Chipboard is a man-made sheet material, made from small chips of timber glued together to produce a dense sheet.

MDF is made from small timber fibres that are mixed with wax and resin. They are heated and compressed so that a flat, usable sheet is produced.

Plywood is made by gluing at least three layers of sheet timber together at right angles to each other - this is called laminating. Plywood is considered to be a strong board as the grain of the timber sheets are glued together in different directions.

Different sheets of timber are layered on top of each other, each at a 90 degree angle to the last, to form plywood. Shown aside an image of completed plywood.

Each type of timber or board will function differently and can therefore be used in different environments. Some timbers are hard and very dense, whereas some are lighter and softer to cut and work with.

Aesthetics relate to the way a material looks, and each example of timber has a different pattern on the grain and texture. The way a timber looks can be altered through several methods:

A close-up image of dark-stained, distressed timber flooring in a walnut shade.
Stained timber

Quite often MDF is laminated with a single sheet of a hardwood veneer to give the impression that solid hardwood has been used to make a product, but at a fraction of the cost.

Environmental factors

When a tree is chopped down for timber, there is a cost to the environment. Trees are vital for our survival as they absorb carbon dioxide (CO2). Although more than one tree can be planted for each tree that is chopped down, older trees often absorb more carbon dioxide and provide more of a habitat for wildlife due to their size.

The availability of a material is an important consideration too. Some softwoods are readily available due to the fast-growing nature of the tree. Hardwood, on the other hand, grows considerably slower and is therefore much more expensive.

Material costs

Material costs are an important factor when selecting material. It is often possible that more than one material is suitable for a job, and it may be the cost that determines which one is used.
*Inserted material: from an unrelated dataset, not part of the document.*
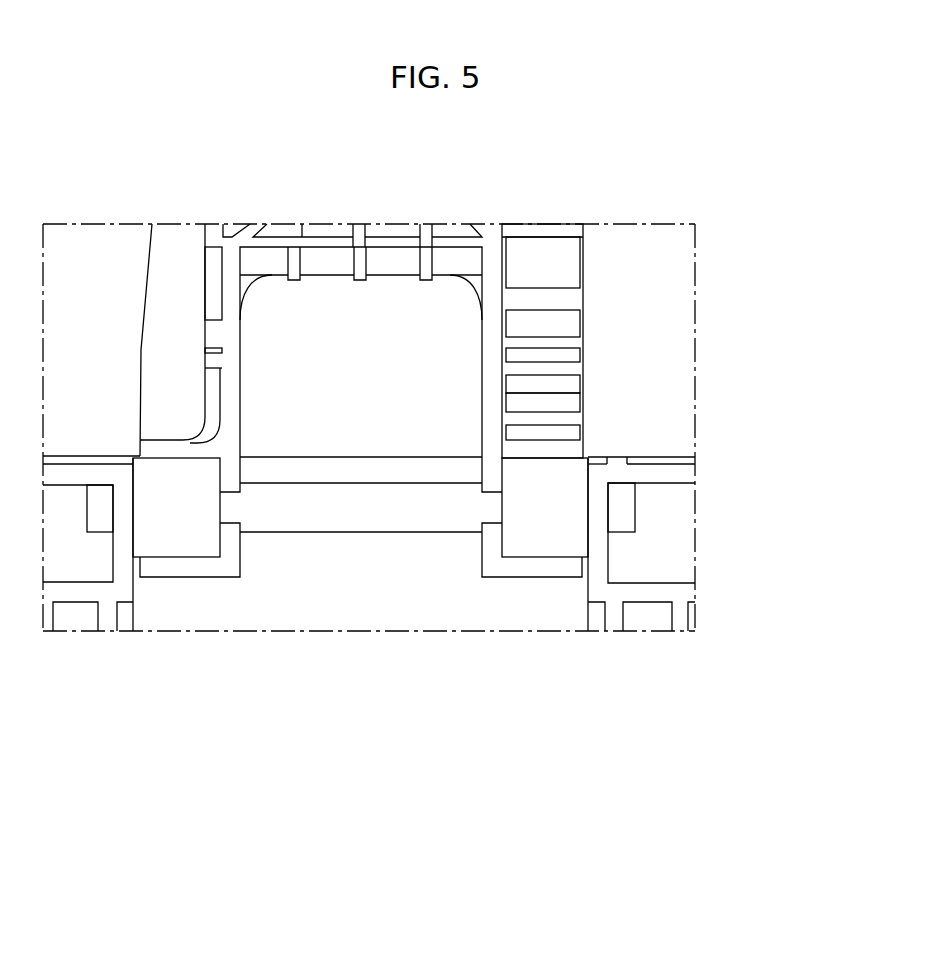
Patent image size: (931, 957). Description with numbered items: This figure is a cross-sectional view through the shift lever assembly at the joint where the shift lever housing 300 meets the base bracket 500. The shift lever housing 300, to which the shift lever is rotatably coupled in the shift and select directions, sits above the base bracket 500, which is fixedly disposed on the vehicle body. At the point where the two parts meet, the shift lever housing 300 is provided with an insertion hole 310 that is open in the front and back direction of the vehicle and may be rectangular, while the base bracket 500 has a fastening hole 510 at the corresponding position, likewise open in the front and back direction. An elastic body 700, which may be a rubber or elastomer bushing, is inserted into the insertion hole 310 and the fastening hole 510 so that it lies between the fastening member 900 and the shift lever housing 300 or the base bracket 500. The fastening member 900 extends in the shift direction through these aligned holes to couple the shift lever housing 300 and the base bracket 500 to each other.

Manufactured boards vary in price depending on where they are bought and how many are bought at once. Some timber is sold at a price calculated by volume. The price per metre cubed (m3) is the method of working out the value. If the price per m3 is known, then the calculation to work out the cost starts with working out the volume of timber that is needed.


A piece of oak costs £1,700 per m3 and the piece to be valued is 1,000 mm × 50 mm × 250 mm. Calculate the price.

Convert to metres (m):

1,000 mm = 1 m

50 mm = 0.05 m

250 mm = 0.25 m

Work out the volume needed (m3):

Volume of a cube = length × width × height

Volume = 1 m × 0.05 m × 0.25 m

= 0.0125 m3

Work out total cost (£):

Total cost = volume in m3 × cost for 1 m3

= 0.0125 × 1,700 = 21.25

Total cost = £21.25


A plank of ash will be used in the design of a guitar body. It costs £1,850.00 per m3 and the neck design requires 650 mm × 60 mm × 55 mm.

The neck of a guitar, measuring 55 mm x 650 mm x 60 mm, for calculating material costs.

Calculate the cost of the neck section.